Comment 9 Fedora Update System 2011-08-29 17:29:25 EDT
sssd-1.5.13-1.fc15.1,evolution-mapi-3.0.2-2.fc15.1,certmonger-0.45-1.fc15.1,openchange-0.9-18.fc15.1,samba4-4.0.0-25.alpha11.fc15.4,libldb-1.0.0-3.fc15,libtevent-0.9.13-1.fc15 has been submitted as an update for Fedora 15.

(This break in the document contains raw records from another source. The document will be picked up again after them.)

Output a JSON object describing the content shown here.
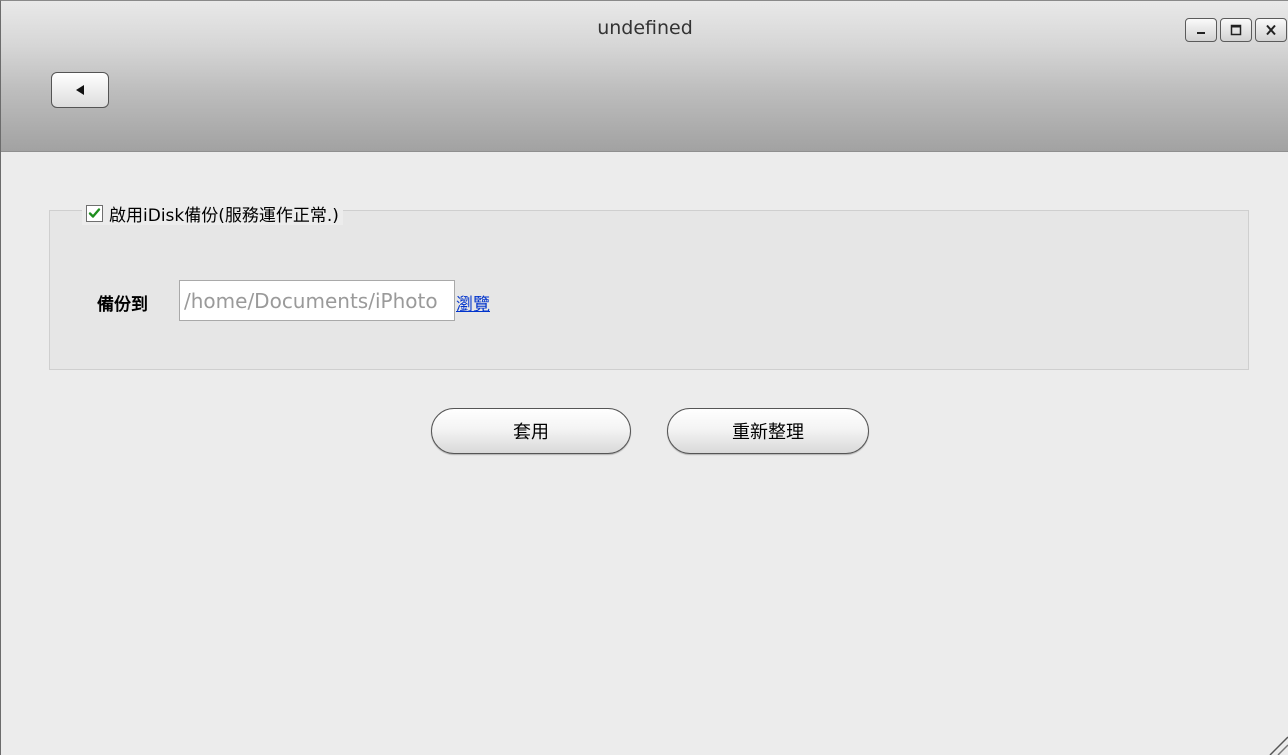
{
  "window": {
    "title": "undefined",
    "controls": [
      {
        "name": "minimize",
        "icon": "minimize-icon"
      },
      {
        "name": "maximize",
        "icon": "maximize-icon"
      },
      {
        "name": "close",
        "icon": "close-icon"
      }
    ],
    "back_icon": "back-arrow-icon"
  },
  "form": {
    "enable_checkbox": {
      "checked": true,
      "label": "啟用iDisk備份(服務運作正常.)"
    },
    "destination": {
      "label": "備份到",
      "value": "/home/Documents/iPhoto",
      "browse_label": "瀏覽"
    }
  },
  "buttons": {
    "apply_label": "套用",
    "refresh_label": "重新整理"
  },
  "colors": {
    "link": "#0033cc",
    "checkmark": "#1f8f1f",
    "background": "#ececec"
  }
}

https://admin.fedoraproject.org/updates/sssd-1.5.13-1.fc15.1,evolution-mapi-3.0.2-2.fc15.1,certmonger-0.45-1.fc15.1,openchange-0.9-18.fc15.1,samba4-4.0.0-25.alpha11.fc15.4,libldb-1.0.0-3.fc15,libtevent-0.9.13-1.fc15
Comment 10 Fedora Update System 2011-08-30 21:40:04 EDT
Package sssd-1.5.13-1.fc15.1, evolution-mapi-3.0.2-2.fc15.1, certmonger-0.45-1.fc15.1, openchange-0.9-18.fc15.1, libldb-1.0.0-3.fc15, libtevent-0.9.13-1.fc15, samba4-4.0.0-25.alpha11.fc15.5:
* should fix your issue,
* was pushed to the Fedora 15 testing repository,
* should be available at your local mirror within two days.
Update it with:
# su -c 'yum update --enablerepo=updates-testing sssd-1.5.13-1.fc15.1 evolution-mapi-3.0.2-2.fc15.1 certmonger-0.45-1.fc15.1 openchange-0.9-18.fc15.1 libldb-1.0.0-3.fc15 libtevent-0.9.13-1.fc15 samba4-4.0.0-25.alpha11.fc15.5'
as soon as you are able to.
Please go to the following url:
https://admin.fedoraproject.org/updates/sssd-1.5.13-1.fc15.1,evolution-mapi-3.0.2-2.fc15.1,certmonger-0.45-1.fc15.1,openchange-0.9-18.fc15.1,samba4-4.0.0-25.alpha11.fc15.5,libldb-1.0.0-3.fc15,libtevent-0.9.13-1.fc15
then log in and leave karma (feedback).
Comment 11 Fedora Update System 2011-09-06 20:27:14 EDT
Package sssd-1.5.13-1.fc15.2, openchange-0.9-18.fc15.2, evolution-mapi-3.0.2-2.fc15.1, certmonger-0.45-1.fc15.1, libldb-1.0.0-3.fc15, libtevent-0.9.13-1.fc15, samba4-4.0.0-25.alpha11.fc15.5:
* should fix your issue,
* was pushed to the Fedora 15 testing repository,
* should be available at your local mirror within two days.
Update it with:
# su -c 'yum update --enablerepo=updates-testing sssd-1.5.13-1.fc15.2 openchange-0.9-18.fc15.2 evolution-mapi-3.0.2-2.fc15.1 certmonger-0.45-1.fc15.1 libldb-1.0.0-3.fc15 libtevent-0.9.13-1.fc15 samba4-4.0.0-25.alpha11.fc15.5'
as soon as you are able to.
Please go to the following url:
https://admin.fedoraproject.org/updates/sssd-1.5.13-1.fc15.2,evolution-mapi-3.0.2-2.fc15.1,certmonger-0.45-1.fc15.1,openchange-0.9-18.fc15.2,samba4-4.0.0-25.alpha11.fc15.5,libldb-1.0.0-3.fc15,libtevent-0.9.13-1.fc15
then log in and leave karma (feedback).
Comment 12 Fedora Update System 2011-09-09 01:30:15 EDT
sssd-1.5.13-1.fc15.2, openchange-0.9-18.fc15.2, certmonger-0.45-1.fc15.1, libldb-1.0.0-3.fc15, libtevent-0.9.13-1.fc15, samba4-4.0.0-25.alpha11.fc15.5, evolution-mapi-3.0.3-2.fc15, evolution-exchange-3.0.3-1.fc15, evolution-3.0.3-1.fc15, evolution-data-server-3.0.3-1.fc15, gtkhtml3-4.0.2-1.fc15 has been pushed to the Fedora 15 stable repository.  If problems still persist, please make note of it in this bug report.